The MONO command can return information from a .NET program call to an IFS log file; to an outfile or physical file in QTEMP so the log can be consumed by the current RPG or CL program; to a spool file if the log needs to be printed; and finally to the joblog in case the consumed .Net information needs to be accessible within the current jobs job log, Schoen explains.
“Think of the MONO CL command as the interface to .NET from the traditional IBM i programming model,” he says. “Now IBM i and .NET workloads can be fully and natively integrated on the platform.”

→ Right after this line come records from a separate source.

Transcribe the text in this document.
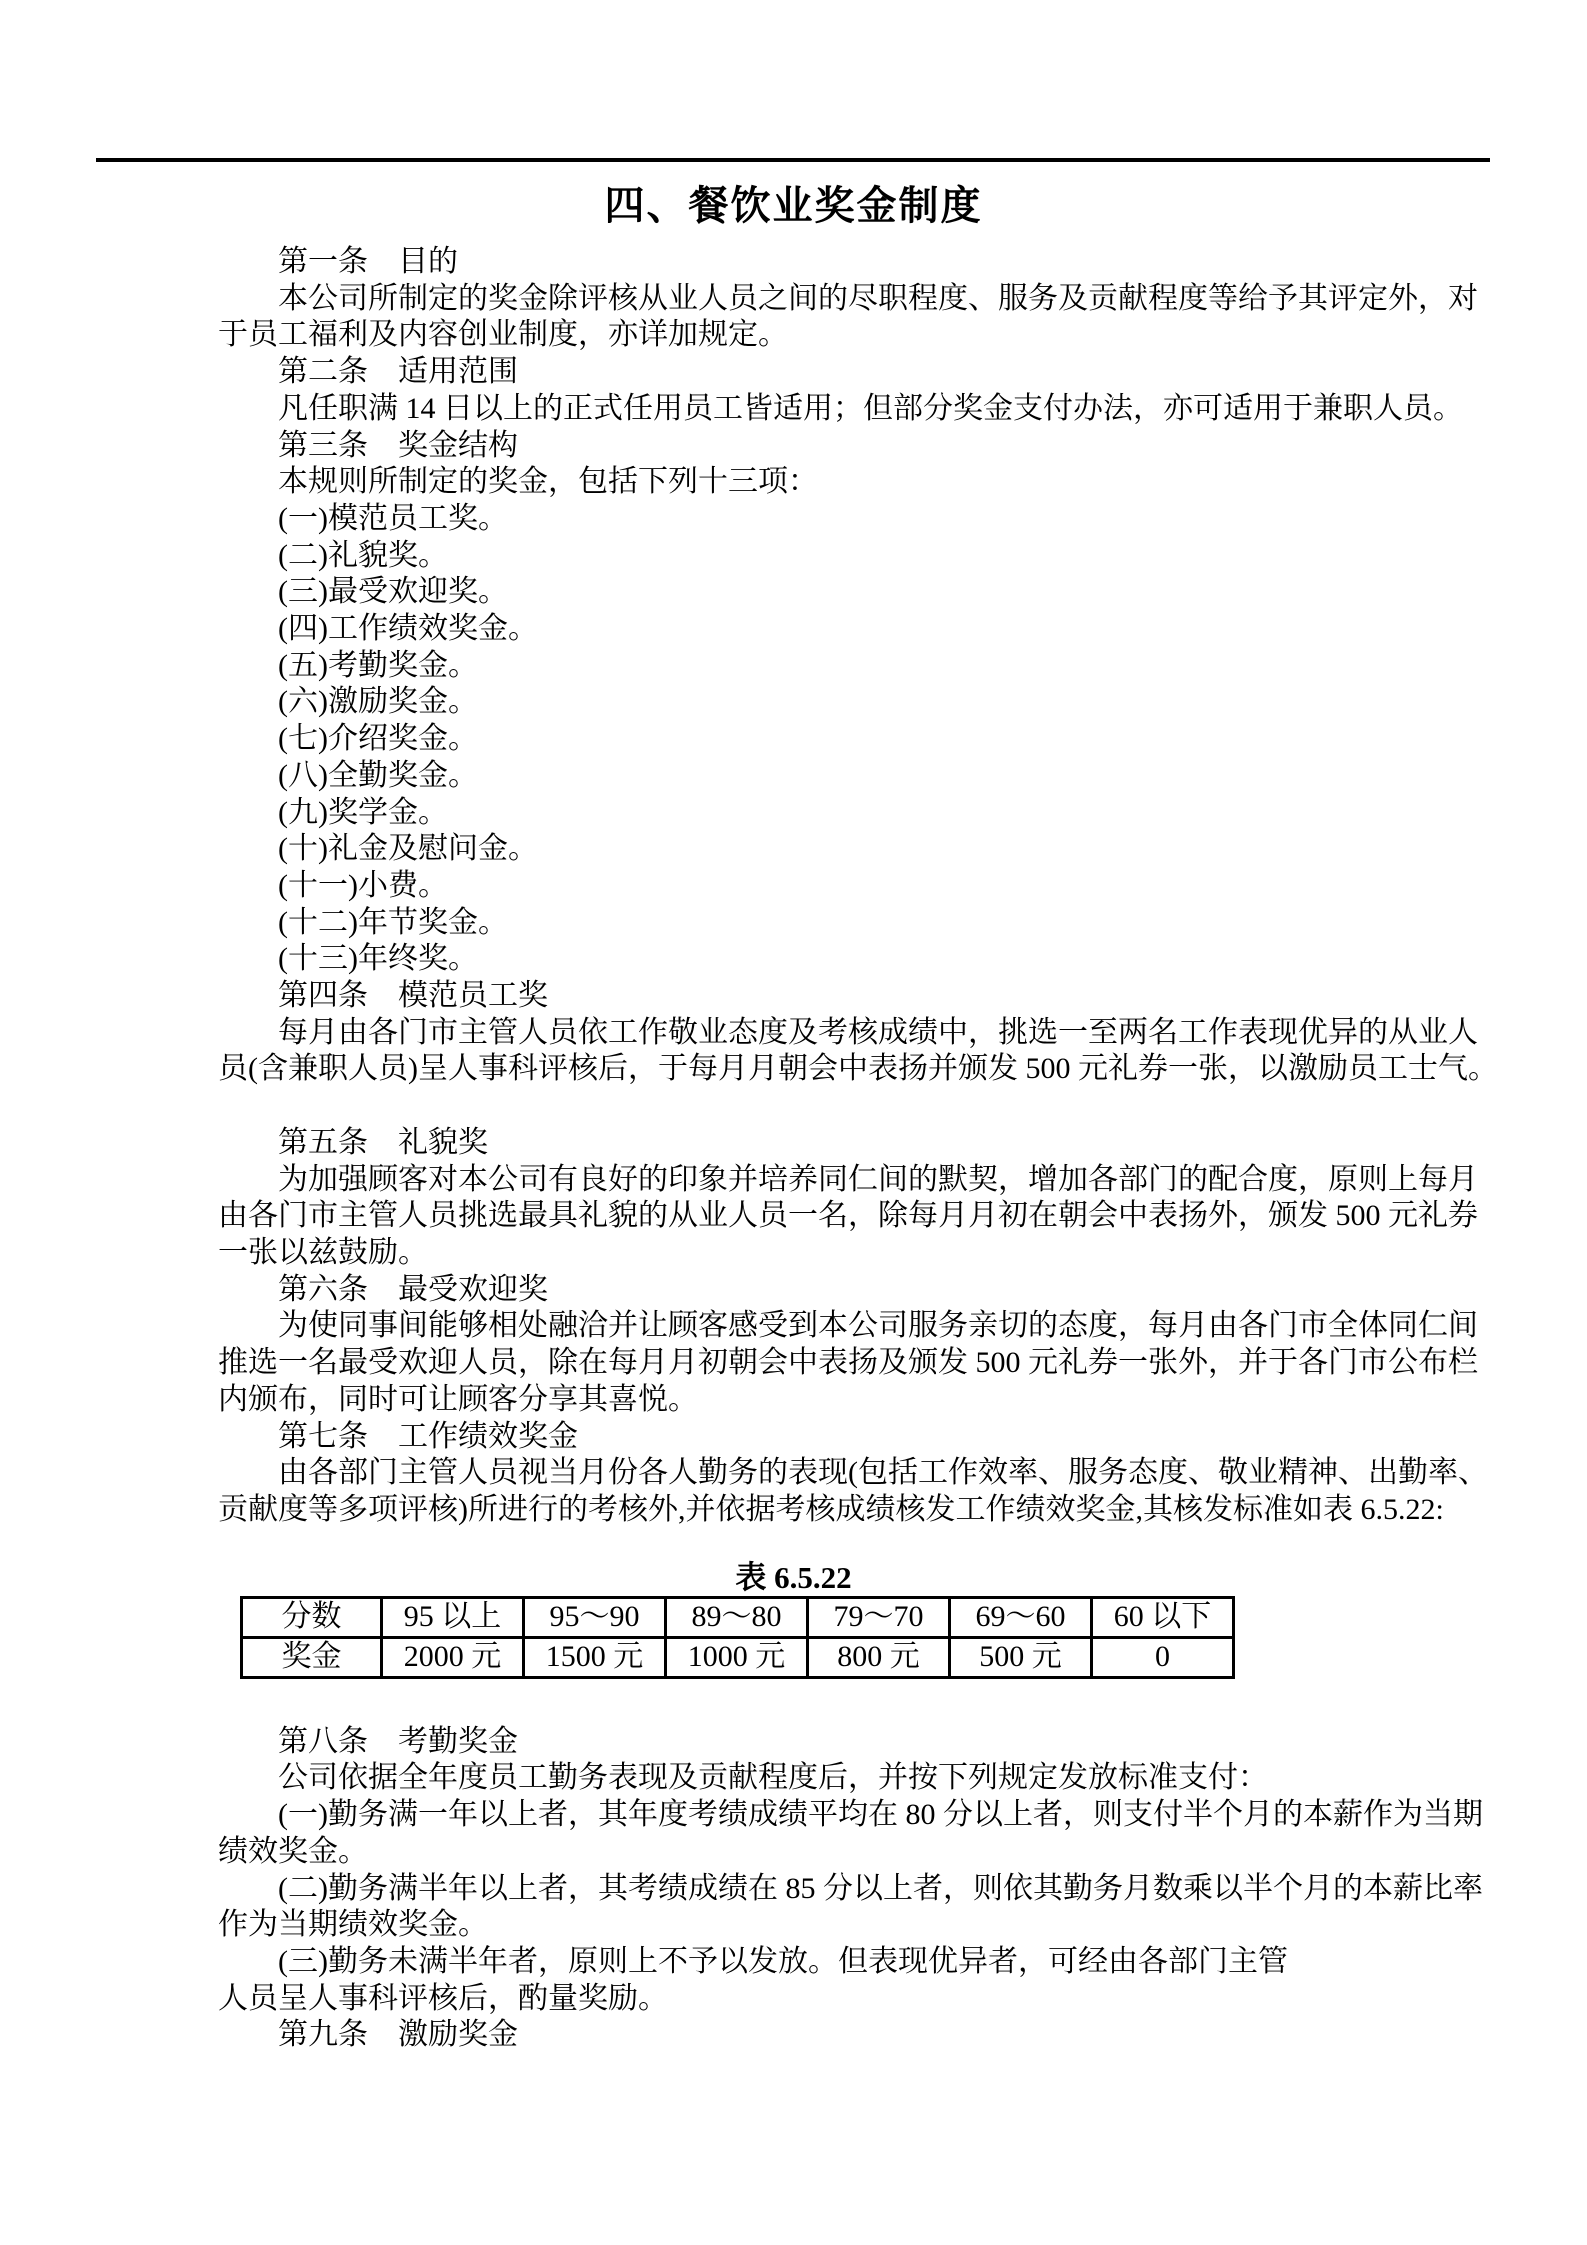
四、餐饮业奖金制度
第一条　目的
本公司所制定的奖金除评核从业人员之间的尽职程度、服务及贡献程度等给予其评定外，对
于员工福利及内容创业制度，亦详加规定。
第二条　适用范围
凡任职满 14 日以上的正式任用员工皆适用；但部分奖金支付办法，亦可适用于兼职人员。
第三条　奖金结构
本规则所制定的奖金，包括下列十三项：
(一)模范员工奖。
(二)礼貌奖。
(三)最受欢迎奖。
(四)工作绩效奖金。
(五)考勤奖金。
(六)激励奖金。
(七)介绍奖金。
(八)全勤奖金。
(九)奖学金。
(十)礼金及慰问金。
(十一)小费。
(十二)年节奖金。
(十三)年终奖。
第四条　模范员工奖
每月由各门市主管人员依工作敬业态度及考核成绩中，挑选一至两名工作表现优异的从业人
员(含兼职人员)呈人事科评核后，于每月月朝会中表扬并颁发 500 元礼券一张，以激励员工士气。

第五条　礼貌奖
为加强顾客对本公司有良好的印象并培养同仁间的默契，增加各部门的配合度，原则上每月
由各门市主管人员挑选最具礼貌的从业人员一名，除每月月初在朝会中表扬外，颁发 500 元礼券
一张以兹鼓励。
第六条　最受欢迎奖
为使同事间能够相处融洽并让顾客感受到本公司服务亲切的态度，每月由各门市全体同仁间
推选一名最受欢迎人员，除在每月月初朝会中表扬及颁发 500 元礼券一张外，并于各门市公布栏
内颁布，同时可让顾客分享其喜悦。
第七条　工作绩效奖金
由各部门主管人员视当月份各人勤务的表现(包括工作效率、服务态度、敬业精神、出勤率、
贡献度等多项评核)所进行的考核外,并依据考核成绩核发工作绩效奖金,其核发标准如表 6.5.22:
表 6.5.22
分数	95 以上	95～90	89～80	79～70	69～60	60 以下
奖金	2000 元	1500 元	1000 元	800 元	500 元	0
第八条　考勤奖金
公司依据全年度员工勤务表现及贡献程度后，并按下列规定发放标准支付：
(一)勤务满一年以上者，其年度考绩成绩平均在 80 分以上者，则支付半个月的本薪作为当期
绩效奖金。
(二)勤务满半年以上者，其考绩成绩在 85 分以上者，则依其勤务月数乘以半个月的本薪比率
作为当期绩效奖金。
(三)勤务未满半年者，原则上不予以发放。但表现优异者，可经由各部门主管
人员呈人事科评核后，酌量奖励。
第九条　激励奖金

Schoen has also created a library of C# examples for using .NET from IBM i. There are just a handful of examples, but they will grow as time permits. While working on the examples, Schoen discovered that a .NET app could directly call PASE and QShell commands. So as another database option, he created a C# class called PaseCommandHelper that can interface directly with PASE commands to make DB2 database calls using the Db2 CLI (command line interface) and then pipe the data results back into the currently running .NET program.
There is clearly a lot involved with enabling a new development and runtime paradigm on the IBM i platform. Schoen and Buckley will be showcasing their work next Tuesday, March 19, in a QUSER meeting at the HelpSystems office in Eden Prairie, Minnesota.